It was a happy and unexpected surprise to discover that Portland is the number 23 Jewish city in America, with Jews being 2.3 percent of the population. As any rabbi will tell you, there are also a large percentage of intermarriages in Maine.

These statistics are a great help in exercising the Seder’s greatest mitzvah of inviting others to Seder. We don’t have to go out of our way to make non-Jews feel comfortable at Passover. We should mainly be open to invite questions and answer them so our guests won’t feel like Marilyn Monroe did.

While married to Arthur Miller, Monroe was invited to a Seder at the Millers’ home. When chicken soup and kneidlach (matzo balls) were served, Monroe scarfed them down eagerly and asked her hosts what she was eating. The Millers replied, “matzo balls.” Monroe asked, “When do we eat the rest of the matzo?”

This old chestnut is a good introduction to understanding what non-Jews with no prior experience might feel at the Seder. While Christian holidays are mostly joyous, Passover, which begins Friday evening, commemorates hardship, escape from slavery and revenge exacted by Jews on their Egyptian captors. The matzo is meant to be dry. The maror, the bitter roots and herbs, symbolizes the bitterness of slavery. The charoset, a sweet paste, is a reminder of the mortar used by Jews to cement the bricks used to build the pyramids.

At my first Passover in Maine, I was appointed by the host to explain the basics of the Seder to a non-Jewish couple whom she had invited.

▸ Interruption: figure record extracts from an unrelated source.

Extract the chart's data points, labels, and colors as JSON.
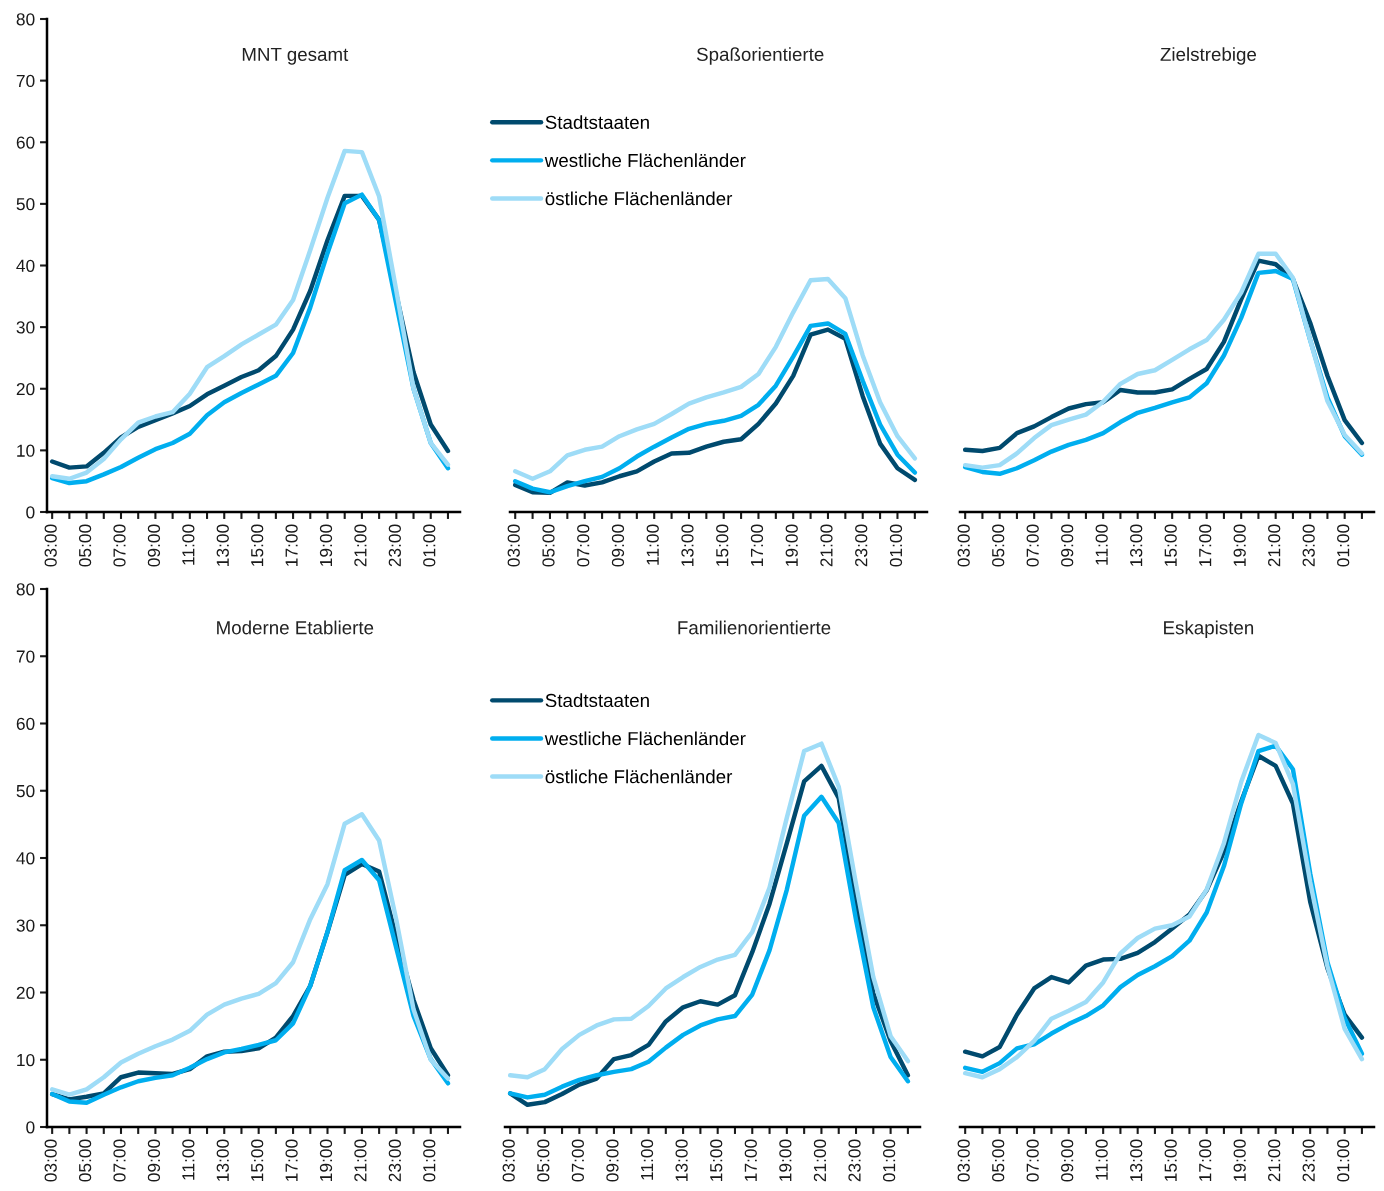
{
  "chart_data": [
    {
      "type": "line",
      "title": "MNT gesamt",
      "categories": [
        "03:00",
        null,
        "05:00",
        null,
        "07:00",
        null,
        "09:00",
        null,
        "11:00",
        null,
        "13:00",
        null,
        "15:00",
        null,
        "17:00",
        null,
        "19:00",
        null,
        "21:00",
        null,
        "23:00",
        null,
        "01:00",
        null
      ],
      "ylim": [
        0,
        80
      ],
      "yticks": [
        0,
        10,
        20,
        30,
        40,
        50,
        60,
        70,
        80
      ],
      "legend": "top right",
      "series": [
        {
          "name": "Stadtstaaten",
          "color": "#004a6e",
          "values": [
            8.2,
            7.2,
            7.4,
            9.6,
            12.1,
            13.8,
            14.9,
            16.0,
            17.2,
            19.1,
            20.5,
            21.9,
            23.0,
            25.3,
            29.6,
            35.9,
            44.1,
            51.3,
            51.3,
            47.4,
            35.3,
            22.7,
            14.2,
            9.9
          ]
        },
        {
          "name": "westliche Flächenländer",
          "color": "#00aeef",
          "values": [
            5.5,
            4.7,
            5.0,
            6.1,
            7.3,
            8.8,
            10.2,
            11.2,
            12.7,
            15.7,
            17.8,
            19.3,
            20.7,
            22.1,
            25.8,
            33.2,
            42.0,
            50.1,
            51.5,
            47.4,
            33.7,
            20.0,
            11.2,
            7.1
          ]
        },
        {
          "name": "östliche Flächenländer",
          "color": "#9edcf7",
          "values": [
            5.8,
            5.4,
            6.4,
            8.6,
            11.8,
            14.5,
            15.5,
            16.2,
            19.2,
            23.5,
            25.3,
            27.2,
            28.8,
            30.4,
            34.4,
            42.5,
            51.0,
            58.6,
            58.4,
            51.2,
            35.9,
            20.0,
            11.2,
            7.7
          ]
        }
      ]
    },
    {
      "type": "line",
      "title": "Spaßorientierte",
      "categories": [
        "03:00",
        null,
        "05:00",
        null,
        "07:00",
        null,
        "09:00",
        null,
        "11:00",
        null,
        "13:00",
        null,
        "15:00",
        null,
        "17:00",
        null,
        "19:00",
        null,
        "21:00",
        null,
        "23:00",
        null,
        "01:00",
        null
      ],
      "ylim": [
        0,
        80
      ],
      "tick_labels": "x",
      "series": [
        {
          "color": "#004a6e",
          "values": [
            4.4,
            3.2,
            3.1,
            4.8,
            4.3,
            4.8,
            5.8,
            6.6,
            8.2,
            9.5,
            9.6,
            10.6,
            11.4,
            11.8,
            14.3,
            17.6,
            22.1,
            28.8,
            29.6,
            28.1,
            18.8,
            11.1,
            7.1,
            5.2
          ]
        },
        {
          "color": "#00aeef",
          "values": [
            5.0,
            3.8,
            3.2,
            4.2,
            5.0,
            5.7,
            7.1,
            9.0,
            10.6,
            12.1,
            13.5,
            14.3,
            14.8,
            15.6,
            17.4,
            20.5,
            25.2,
            30.2,
            30.6,
            28.9,
            21.3,
            14.2,
            9.3,
            6.4
          ]
        },
        {
          "color": "#9edcf7",
          "values": [
            6.6,
            5.4,
            6.6,
            9.2,
            10.1,
            10.6,
            12.3,
            13.4,
            14.3,
            15.9,
            17.6,
            18.6,
            19.4,
            20.3,
            22.4,
            26.8,
            32.4,
            37.6,
            37.8,
            34.7,
            25.4,
            17.8,
            12.3,
            8.7
          ]
        }
      ]
    },
    {
      "type": "line",
      "title": "Zielstrebige",
      "categories": [
        "03:00",
        null,
        "05:00",
        null,
        "07:00",
        null,
        "09:00",
        null,
        "11:00",
        null,
        "13:00",
        null,
        "15:00",
        null,
        "17:00",
        null,
        "19:00",
        null,
        "21:00",
        null,
        "23:00",
        null,
        "01:00",
        null
      ],
      "ylim": [
        0,
        80
      ],
      "tick_labels": "x",
      "series": [
        {
          "color": "#004a6e",
          "values": [
            10.1,
            9.9,
            10.4,
            12.8,
            13.9,
            15.4,
            16.8,
            17.5,
            17.8,
            19.8,
            19.4,
            19.4,
            19.9,
            21.6,
            23.2,
            27.6,
            34.5,
            40.8,
            40.2,
            37.8,
            30.7,
            22.1,
            14.9,
            11.2
          ]
        },
        {
          "color": "#00aeef",
          "values": [
            7.3,
            6.5,
            6.2,
            7.1,
            8.4,
            9.8,
            10.9,
            11.7,
            12.8,
            14.6,
            16.1,
            16.9,
            17.8,
            18.6,
            20.9,
            25.4,
            31.5,
            38.8,
            39.1,
            37.8,
            27.9,
            18.6,
            12.3,
            9.3
          ]
        },
        {
          "color": "#9edcf7",
          "values": [
            7.6,
            7.2,
            7.6,
            9.5,
            12.0,
            14.1,
            15.0,
            15.8,
            17.9,
            20.8,
            22.4,
            23.0,
            24.7,
            26.4,
            27.9,
            31.2,
            35.6,
            41.9,
            41.9,
            38.0,
            27.9,
            18.0,
            12.5,
            9.5
          ]
        }
      ]
    },
    {
      "type": "line",
      "title": "Moderne Etablierte",
      "categories": [
        "03:00",
        null,
        "05:00",
        null,
        "07:00",
        null,
        "09:00",
        null,
        "11:00",
        null,
        "13:00",
        null,
        "15:00",
        null,
        "17:00",
        null,
        "19:00",
        null,
        "21:00",
        null,
        "23:00",
        null,
        "01:00",
        null
      ],
      "ylim": [
        0,
        80
      ],
      "yticks": [
        0,
        10,
        20,
        30,
        40,
        50,
        60,
        70,
        80
      ],
      "legend": "top right",
      "series": [
        {
          "name": "Stadtstaaten",
          "color": "#004a6e",
          "values": [
            4.9,
            4.1,
            4.5,
            5.0,
            7.4,
            8.1,
            8.0,
            7.9,
            8.6,
            10.5,
            11.2,
            11.3,
            11.7,
            13.3,
            16.5,
            21.0,
            29.0,
            37.5,
            39.1,
            38.0,
            28.2,
            18.9,
            11.7,
            7.7
          ]
        },
        {
          "name": "westliche Flächenländer",
          "color": "#00aeef",
          "values": [
            4.9,
            3.8,
            3.6,
            4.8,
            5.9,
            6.8,
            7.3,
            7.7,
            8.8,
            10.1,
            11.1,
            11.6,
            12.2,
            12.9,
            15.4,
            21.0,
            29.0,
            38.2,
            39.7,
            36.7,
            26.6,
            16.5,
            10.1,
            6.5
          ]
        },
        {
          "name": "östliche Flächenländer",
          "color": "#9edcf7",
          "values": [
            5.6,
            4.8,
            5.6,
            7.4,
            9.6,
            10.9,
            12.0,
            13.0,
            14.3,
            16.7,
            18.2,
            19.1,
            19.8,
            21.4,
            24.5,
            30.9,
            36.1,
            45.1,
            46.5,
            42.6,
            30.8,
            17.5,
            10.0,
            7.2
          ]
        }
      ]
    },
    {
      "type": "line",
      "title": "Familienorientierte",
      "categories": [
        "03:00",
        null,
        "05:00",
        null,
        "07:00",
        null,
        "09:00",
        null,
        "11:00",
        null,
        "13:00",
        null,
        "15:00",
        null,
        "17:00",
        null,
        "19:00",
        null,
        "21:00",
        null,
        "23:00",
        null,
        "01:00",
        null
      ],
      "ylim": [
        0,
        80
      ],
      "tick_labels": "x",
      "series": [
        {
          "color": "#004a6e",
          "values": [
            5.0,
            3.3,
            3.7,
            4.9,
            6.3,
            7.2,
            10.1,
            10.7,
            12.2,
            15.7,
            17.8,
            18.7,
            18.2,
            19.6,
            26.0,
            33.2,
            42.2,
            51.4,
            53.7,
            48.9,
            33.5,
            19.9,
            12.8,
            7.7
          ]
        },
        {
          "color": "#00aeef",
          "values": [
            5.0,
            4.4,
            4.8,
            6.0,
            7.0,
            7.7,
            8.2,
            8.6,
            9.7,
            11.8,
            13.7,
            15.1,
            16.0,
            16.5,
            19.7,
            26.3,
            35.3,
            46.3,
            49.1,
            45.2,
            30.8,
            17.8,
            10.4,
            6.8
          ]
        },
        {
          "color": "#9edcf7",
          "values": [
            7.7,
            7.4,
            8.6,
            11.6,
            13.7,
            15.1,
            16.0,
            16.1,
            18.0,
            20.6,
            22.3,
            23.8,
            24.9,
            25.6,
            29.0,
            35.6,
            46.0,
            55.9,
            57.0,
            50.6,
            36.1,
            22.3,
            13.5,
            9.8
          ]
        }
      ]
    },
    {
      "type": "line",
      "title": "Eskapisten",
      "categories": [
        "03:00",
        null,
        "05:00",
        null,
        "07:00",
        null,
        "09:00",
        null,
        "11:00",
        null,
        "13:00",
        null,
        "15:00",
        null,
        "17:00",
        null,
        "19:00",
        null,
        "21:00",
        null,
        "23:00",
        null,
        "01:00",
        null
      ],
      "ylim": [
        0,
        80
      ],
      "tick_labels": "x",
      "series": [
        {
          "color": "#004a6e",
          "values": [
            11.2,
            10.5,
            11.9,
            16.7,
            20.6,
            22.3,
            21.5,
            24.0,
            24.9,
            25.0,
            25.9,
            27.5,
            29.5,
            31.6,
            35.2,
            40.9,
            48.4,
            55.2,
            53.7,
            48.1,
            33.5,
            23.6,
            16.7,
            13.3
          ]
        },
        {
          "color": "#00aeef",
          "values": [
            8.8,
            8.2,
            9.5,
            11.7,
            12.3,
            13.9,
            15.3,
            16.5,
            18.1,
            20.8,
            22.6,
            23.9,
            25.4,
            27.7,
            31.9,
            38.8,
            48.1,
            55.9,
            56.7,
            53.2,
            37.7,
            24.5,
            16.2,
            10.9
          ]
        },
        {
          "color": "#9edcf7",
          "values": [
            8.0,
            7.4,
            8.6,
            10.4,
            12.8,
            16.1,
            17.3,
            18.6,
            21.5,
            25.8,
            28.1,
            29.5,
            30.0,
            31.3,
            35.3,
            42.2,
            51.3,
            58.3,
            57.1,
            51.0,
            36.4,
            23.9,
            14.6,
            10.1
          ]
        }
      ]
    }
  ]
}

Because I was the only Israeli at the table, it was assumed I was the best man for the job. After many years at the task, my Seder is an abridged one and was not to the host’s liking, mainly because I resort to shortcuts, a form of a survival mode.

This is the first tip to non-Jews: The reading of the Haggadah before the meal is served feels endless because it is. Don’t skimp on the traditional noshing and nibbling the Haggadah dictates. A good charoset could be quite tasty, and so is the maror, which is now replaced by hot hrain (horseradish). Use the matzo as you would regular bread, and heap the charoset and horseradish on it lavishly.

A Seder entails drinking four cups of wine. That used to be a problem in the past, when kosher wine was a sweet Mogen David. Every decent supermarket or wine store today carries a nice selection of drinkable varietal wines. There’s no excuse to drink dreck when wineries like Baron Herzog and the Israeli Yarden and Recanati are available. A Seder is not a potluck dinner, so make your contribution with a couple of bottles of wine. Just make sure they’re kosher.

I did my best to explain to our guests the progression of the Seder, but I’ll never forget the expression on the couple’s faces: It was one of utter bewilderment, incomprehension and even dismay at the brutality – either perpetrated by or inflicted on Jews – that the Seder commemorated. Jewish history is so heavily scarred by misdeeds that befell us, it’s hard for non-Jews not to shoulder some guilt. It’s heavily implied.

Here are some other tips for those unfamiliar with a Passover Seder:

Although a matzo is quite dusty, a good one can be tasty. Make sure to smear something on it.

The zeroa on the Seder plate is a roasted lamb or chicken bone symbolizing Passover sacrifice — don’t eat it.

There’s no limit to how much wine you can drink, so drink responsibly.

The karpas, usually parsley, is tangy and refreshing when dunked in salted water.

Leave your feminist views at home. Seder is chauvinistic by definition. The males are lounging on pillows and the women serve them hand and foot.

An orange wedge on the Seder plate is an indication that your hosts supports the role of women in Jewish history, while tradition remains fuzzy on the matter.

The extra wine cup on the table and the open main door, although it may be 20 degrees outside, are left for the prophet Elijah, in case he decides to drop by.

Honor the children by listening to the youngest sing “Ma Nishtana” (the four questions) and help with hiding the Afikomen, a piece of matzo hidden for them to find for a ransom.

The 10 plagues are the hardest. While naming them – blood, frogs, lice, wild animals, pestilence, boils, hail, locusts, darkness and killing of the firstborn – the participants remove a drop of wine from their cup with a fingertip.

Once this is over, you’re home free. The meal, when it finally rolls in, should be terrific.

Ron Maiberg is a freelance writer and author who lives in Sedgwick.